The Mommy & Me Program provides a comfortable and safe environment in which pregnant and parenting women become familiar with pre-conception and prenatal health. The program provides culturally competent staff members and consultants that teach, incent, and mentor the women to achieve healthy lifestyle habits that ensure a healthy pregnancy, sustain a healthy newborn, and produce a healthy effective mother.
The Program provides healthcare education and services for (primarily, but not exclusively) pregnant and parenting African-American women in San Joaquin County. The Program partners with business and community based organizations throughout San Joaquin County that serve women and families. This coalition of organizations serves together to provide incentives that empower women to achieve life goals and objectives. Prospective clients of the Program receive paper money ("Mommy & Me Bucks") for each positive action taken toward health education and self-empowerment, such as keeping prenatal medical appointments, attending parenting classes, enrolling in a course of study, or other life education classes and activities. The Mommy & Me Bucks collected allow a pregnant or parenting woman to purchase items for herself and her baby from the Mommy & Me Boutique.

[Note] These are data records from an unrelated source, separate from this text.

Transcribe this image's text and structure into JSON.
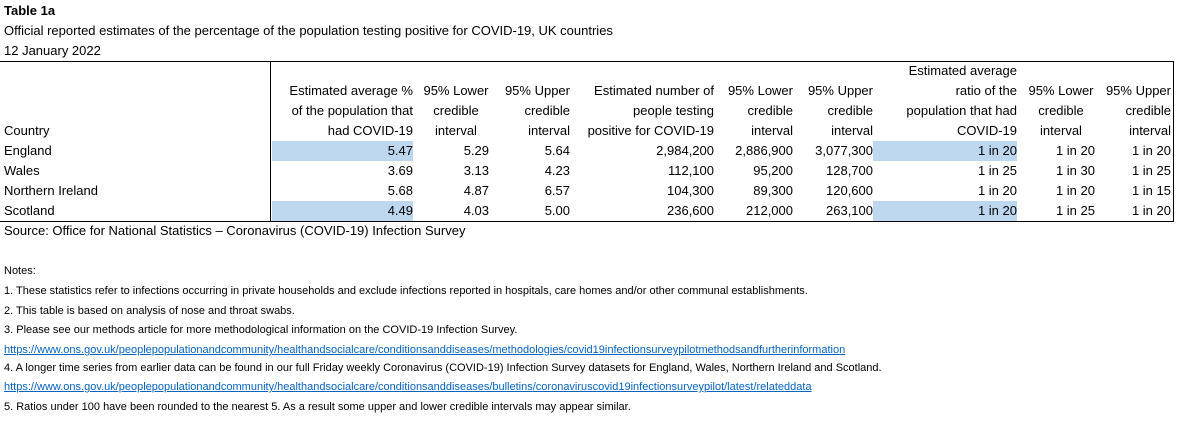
{
  "title": "Table 1a",
  "subtitle": "Official reported estimates of the percentage of the population testing positive for COVID-19, UK countries",
  "date": "12 January 2022",
  "headers": {
    "country": "Country",
    "est_pct": [
      "Estimated average %",
      "of the population that",
      "had COVID-19"
    ],
    "lower1": [
      "95% Lower",
      "credible",
      "interval"
    ],
    "upper1": [
      "95% Upper",
      "credible",
      "interval"
    ],
    "est_num": [
      "Estimated number of",
      "people testing",
      "positive for COVID-19"
    ],
    "lower2": [
      "95% Lower",
      "credible",
      "interval"
    ],
    "upper2": [
      "95% Upper",
      "credible",
      "interval"
    ],
    "ratio": [
      "Estimated average",
      "ratio of the",
      "population that had",
      "COVID-19"
    ],
    "lower3": [
      "95% Lower",
      "credible",
      "interval"
    ],
    "upper3": [
      "95% Upper",
      "credible",
      "interval"
    ]
  },
  "rows": [
    {
      "country": "England",
      "est_pct": "5.47",
      "lower1": "5.29",
      "upper1": "5.64",
      "est_num": "2,984,200",
      "lower2": "2,886,900",
      "upper2": "3,077,300",
      "ratio": "1 in 20",
      "lower3": "1 in 20",
      "upper3": "1 in 20"
    },
    {
      "country": "Wales",
      "est_pct": "3.69",
      "lower1": "3.13",
      "upper1": "4.23",
      "est_num": "112,100",
      "lower2": "95,200",
      "upper2": "128,700",
      "ratio": "1 in 25",
      "lower3": "1 in 30",
      "upper3": "1 in 25"
    },
    {
      "country": "Northern Ireland",
      "est_pct": "5.68",
      "lower1": "4.87",
      "upper1": "6.57",
      "est_num": "104,300",
      "lower2": "89,300",
      "upper2": "120,600",
      "ratio": "1 in 20",
      "lower3": "1 in 20",
      "upper3": "1 in 15"
    },
    {
      "country": "Scotland",
      "est_pct": "4.49",
      "lower1": "4.03",
      "upper1": "5.00",
      "est_num": "236,600",
      "lower2": "212,000",
      "upper2": "263,100",
      "ratio": "1 in 20",
      "lower3": "1 in 25",
      "upper3": "1 in 20"
    }
  ],
  "source": "Source: Office for National Statistics – Coronavirus (COVID-19) Infection Survey",
  "notes": {
    "heading": "Notes:",
    "n1": "1. These statistics refer to infections occurring in private households and exclude infections reported in hospitals, care homes and/or other communal establishments.",
    "n2": "2. This table is based on analysis of nose and throat swabs.",
    "n3": "3. Please see our methods article for more methodological information on the COVID-19 Infection Survey.",
    "link1": "https://www.ons.gov.uk/peoplepopulationandcommunity/healthandsocialcare/conditionsanddiseases/methodologies/covid19infectionsurveypilotmethodsandfurtherinformation",
    "n4": "4. A longer time series from earlier data can be found in our full Friday weekly Coronavirus (COVID-19) Infection Survey datasets for England, Wales, Northern Ireland and Scotland.",
    "link2": "https://www.ons.gov.uk/peoplepopulationandcommunity/healthandsocialcare/conditionsanddiseases/bulletins/coronaviruscovid19infectionsurveypilot/latest/relateddata",
    "n5": "5. Ratios under 100 have been rounded to the nearest 5. As a result some upper and lower credible intervals may appear similar."
  },
  "highlight_color": "#bdd7ee",
  "link_color": "#0563c1"
}
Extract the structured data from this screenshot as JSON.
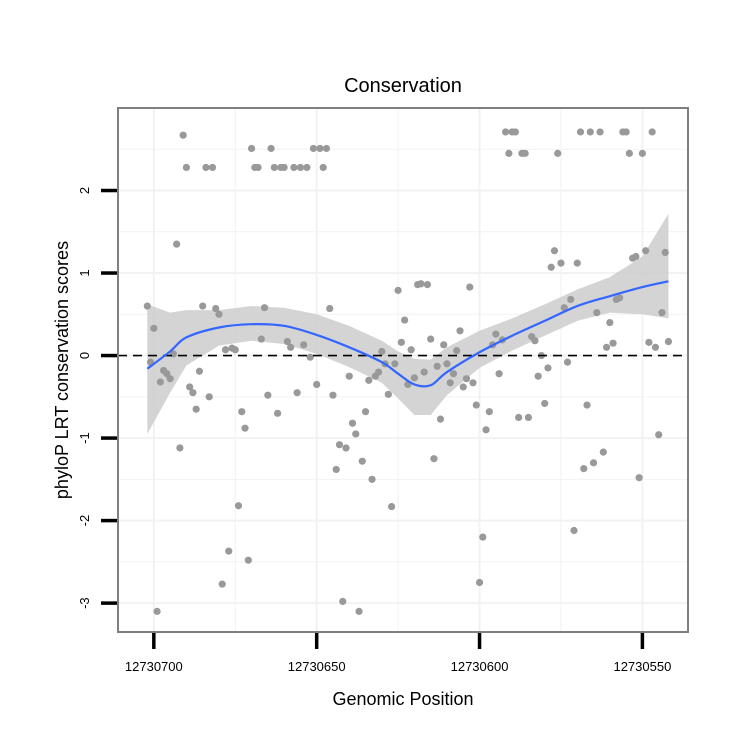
{
  "chart_data": {
    "type": "scatter",
    "title": "Conservation",
    "xlabel": "Genomic Position",
    "ylabel": "phyloP LRT conservation scores",
    "x_reversed": true,
    "xlim": [
      12730711,
      12730536
    ],
    "ylim": [
      -3.35,
      3.0
    ],
    "x_ticks": [
      12730700,
      12730650,
      12730600,
      12730550
    ],
    "x_tick_labels": [
      "12730700",
      "12730650",
      "12730600",
      "12730550"
    ],
    "y_ticks": [
      -3,
      -2,
      -1,
      0,
      1,
      2
    ],
    "y_tick_labels": [
      "-3",
      "-2",
      "-1",
      "0",
      "1",
      "2"
    ],
    "grid": true,
    "reference_line": {
      "y": 0,
      "style": "dashed"
    },
    "colors": {
      "points": "#999999",
      "smooth_line": "#3366ff",
      "ribbon": "#cccccc",
      "frame": "#7f7f7f",
      "grid": "#f2f2f2"
    },
    "points": [
      [
        12730702,
        0.6
      ],
      [
        12730701,
        -0.08
      ],
      [
        12730700,
        0.33
      ],
      [
        12730699,
        -3.1
      ],
      [
        12730698,
        -0.32
      ],
      [
        12730697,
        -0.18
      ],
      [
        12730696,
        -0.22
      ],
      [
        12730695,
        -0.28
      ],
      [
        12730694,
        0.02
      ],
      [
        12730693,
        1.35
      ],
      [
        12730692,
        -1.12
      ],
      [
        12730691,
        2.67
      ],
      [
        12730690,
        2.28
      ],
      [
        12730689,
        -0.38
      ],
      [
        12730688,
        -0.45
      ],
      [
        12730687,
        -0.65
      ],
      [
        12730686,
        -0.19
      ],
      [
        12730685,
        0.6
      ],
      [
        12730684,
        2.28
      ],
      [
        12730683,
        -0.5
      ],
      [
        12730682,
        2.28
      ],
      [
        12730681,
        0.57
      ],
      [
        12730680,
        0.5
      ],
      [
        12730679,
        -2.77
      ],
      [
        12730678,
        0.07
      ],
      [
        12730677,
        -2.37
      ],
      [
        12730676,
        0.09
      ],
      [
        12730675,
        0.07
      ],
      [
        12730674,
        -1.82
      ],
      [
        12730673,
        -0.68
      ],
      [
        12730672,
        -0.88
      ],
      [
        12730671,
        -2.48
      ],
      [
        12730670,
        2.51
      ],
      [
        12730669,
        2.28
      ],
      [
        12730668,
        2.28
      ],
      [
        12730667,
        0.2
      ],
      [
        12730666,
        0.58
      ],
      [
        12730665,
        -0.48
      ],
      [
        12730664,
        2.51
      ],
      [
        12730663,
        2.28
      ],
      [
        12730662,
        -0.7
      ],
      [
        12730661,
        2.28
      ],
      [
        12730660,
        2.28
      ],
      [
        12730659,
        0.17
      ],
      [
        12730658,
        0.1
      ],
      [
        12730657,
        2.28
      ],
      [
        12730656,
        -0.45
      ],
      [
        12730655,
        2.28
      ],
      [
        12730654,
        0.13
      ],
      [
        12730653,
        2.28
      ],
      [
        12730652,
        -0.02
      ],
      [
        12730651,
        2.51
      ],
      [
        12730650,
        -0.35
      ],
      [
        12730649,
        2.51
      ],
      [
        12730648,
        2.28
      ],
      [
        12730647,
        2.51
      ],
      [
        12730646,
        0.57
      ],
      [
        12730645,
        -0.48
      ],
      [
        12730644,
        -1.38
      ],
      [
        12730643,
        -1.08
      ],
      [
        12730642,
        -2.98
      ],
      [
        12730641,
        -1.12
      ],
      [
        12730640,
        -0.25
      ],
      [
        12730639,
        -0.82
      ],
      [
        12730638,
        -0.95
      ],
      [
        12730637,
        -3.1
      ],
      [
        12730636,
        -1.28
      ],
      [
        12730635,
        -0.68
      ],
      [
        12730634,
        -0.3
      ],
      [
        12730633,
        -1.5
      ],
      [
        12730632,
        -0.25
      ],
      [
        12730631,
        -0.2
      ],
      [
        12730630,
        0.05
      ],
      [
        12730629,
        -0.1
      ],
      [
        12730628,
        -0.47
      ],
      [
        12730627,
        -1.83
      ],
      [
        12730626,
        -0.1
      ],
      [
        12730625,
        0.79
      ],
      [
        12730624,
        0.16
      ],
      [
        12730623,
        0.43
      ],
      [
        12730622,
        -0.35
      ],
      [
        12730621,
        0.07
      ],
      [
        12730620,
        -0.27
      ],
      [
        12730619,
        0.86
      ],
      [
        12730618,
        0.87
      ],
      [
        12730617,
        -0.2
      ],
      [
        12730616,
        0.86
      ],
      [
        12730615,
        0.2
      ],
      [
        12730614,
        -1.25
      ],
      [
        12730613,
        -0.13
      ],
      [
        12730612,
        -0.77
      ],
      [
        12730611,
        0.13
      ],
      [
        12730610,
        -0.1
      ],
      [
        12730609,
        -0.33
      ],
      [
        12730608,
        -0.22
      ],
      [
        12730607,
        0.06
      ],
      [
        12730606,
        0.3
      ],
      [
        12730605,
        -0.38
      ],
      [
        12730604,
        -0.28
      ],
      [
        12730603,
        0.83
      ],
      [
        12730602,
        -0.33
      ],
      [
        12730601,
        -0.6
      ],
      [
        12730600,
        -2.75
      ],
      [
        12730599,
        -2.2
      ],
      [
        12730598,
        -0.9
      ],
      [
        12730597,
        -0.68
      ],
      [
        12730596,
        0.13
      ],
      [
        12730595,
        0.26
      ],
      [
        12730594,
        -0.22
      ],
      [
        12730593,
        0.19
      ],
      [
        12730592,
        2.71
      ],
      [
        12730591,
        2.45
      ],
      [
        12730590,
        2.71
      ],
      [
        12730589,
        2.71
      ],
      [
        12730588,
        -0.75
      ],
      [
        12730587,
        2.45
      ],
      [
        12730586,
        2.45
      ],
      [
        12730585,
        -0.75
      ],
      [
        12730584,
        0.23
      ],
      [
        12730583,
        0.18
      ],
      [
        12730582,
        -0.25
      ],
      [
        12730581,
        0.0
      ],
      [
        12730580,
        -0.58
      ],
      [
        12730579,
        -0.15
      ],
      [
        12730578,
        1.07
      ],
      [
        12730577,
        1.27
      ],
      [
        12730576,
        2.45
      ],
      [
        12730575,
        1.12
      ],
      [
        12730574,
        0.58
      ],
      [
        12730573,
        -0.08
      ],
      [
        12730572,
        0.68
      ],
      [
        12730571,
        -2.12
      ],
      [
        12730570,
        1.12
      ],
      [
        12730569,
        2.71
      ],
      [
        12730568,
        -1.37
      ],
      [
        12730567,
        -0.6
      ],
      [
        12730566,
        2.71
      ],
      [
        12730565,
        -1.3
      ],
      [
        12730564,
        0.52
      ],
      [
        12730563,
        2.71
      ],
      [
        12730562,
        -1.17
      ],
      [
        12730561,
        0.1
      ],
      [
        12730560,
        0.4
      ],
      [
        12730559,
        0.15
      ],
      [
        12730558,
        0.68
      ],
      [
        12730557,
        0.7
      ],
      [
        12730556,
        2.71
      ],
      [
        12730555,
        2.71
      ],
      [
        12730554,
        2.45
      ],
      [
        12730553,
        1.18
      ],
      [
        12730552,
        1.2
      ],
      [
        12730551,
        -1.48
      ],
      [
        12730550,
        2.45
      ],
      [
        12730549,
        1.27
      ],
      [
        12730548,
        0.16
      ],
      [
        12730547,
        2.71
      ],
      [
        12730546,
        0.1
      ],
      [
        12730545,
        -0.96
      ],
      [
        12730544,
        0.52
      ],
      [
        12730543,
        1.25
      ],
      [
        12730542,
        0.17
      ]
    ],
    "smooth_x": [
      12730702,
      12730695,
      12730690,
      12730680,
      12730670,
      12730660,
      12730650,
      12730640,
      12730630,
      12730625,
      12730620,
      12730615,
      12730610,
      12730600,
      12730590,
      12730580,
      12730570,
      12730560,
      12730550,
      12730542
    ],
    "smooth_y": [
      -0.16,
      0.05,
      0.22,
      0.34,
      0.38,
      0.36,
      0.25,
      0.1,
      -0.08,
      -0.22,
      -0.35,
      -0.36,
      -0.2,
      0.04,
      0.24,
      0.42,
      0.6,
      0.72,
      0.83,
      0.9
    ],
    "ribbon_lower": [
      -0.95,
      -0.45,
      -0.12,
      0.12,
      0.18,
      0.14,
      0.02,
      -0.14,
      -0.33,
      -0.52,
      -0.72,
      -0.72,
      -0.48,
      -0.15,
      0.06,
      0.24,
      0.42,
      0.52,
      0.5,
      0.45
    ],
    "ribbon_upper": [
      0.62,
      0.52,
      0.55,
      0.55,
      0.6,
      0.58,
      0.5,
      0.36,
      0.18,
      0.05,
      -0.04,
      -0.05,
      0.1,
      0.3,
      0.45,
      0.62,
      0.8,
      0.95,
      1.2,
      1.72
    ]
  }
}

The Program conducts healthcare education and parenting classes at least four (4) times a year. The classes are attended by a mix of client referrals from various agencies serving women and children, such as the Maternal Child Health Program, Black Infant Health Program, New Hope Women's Shelter, and Family Ties. By the end of one year, the Program will expand by purchasing more incentives to serve participants, will increase recruitment by 5% through vigorously marketing the program, and conduct periodic evaluation of the Program. The number of referrals and outreach contacts will be documented to determine the number of women who have participated in the program. Prenatal and parenting classes that focus on disparities in and barriers to healthcare will be provided to 35-50 African-American and other under served women to assist in decreasing the infant mortality and prematurity rate. The Program will use incentives for the targeted group to participate in the program and document the number of clients served. The Program can make a difference and decrease healthcare disparities among the African-American and other pregnant and parenting populations by providing a supportive and culturally competent staff, volunteers, and consultants that can identify the stressors in each client’s life (e.g., low income, drugs, domestic violence, etc.) that prevent a mother from making healthy choices for herself and her children and then to seek to resolve such stressors to enable successful outcomes.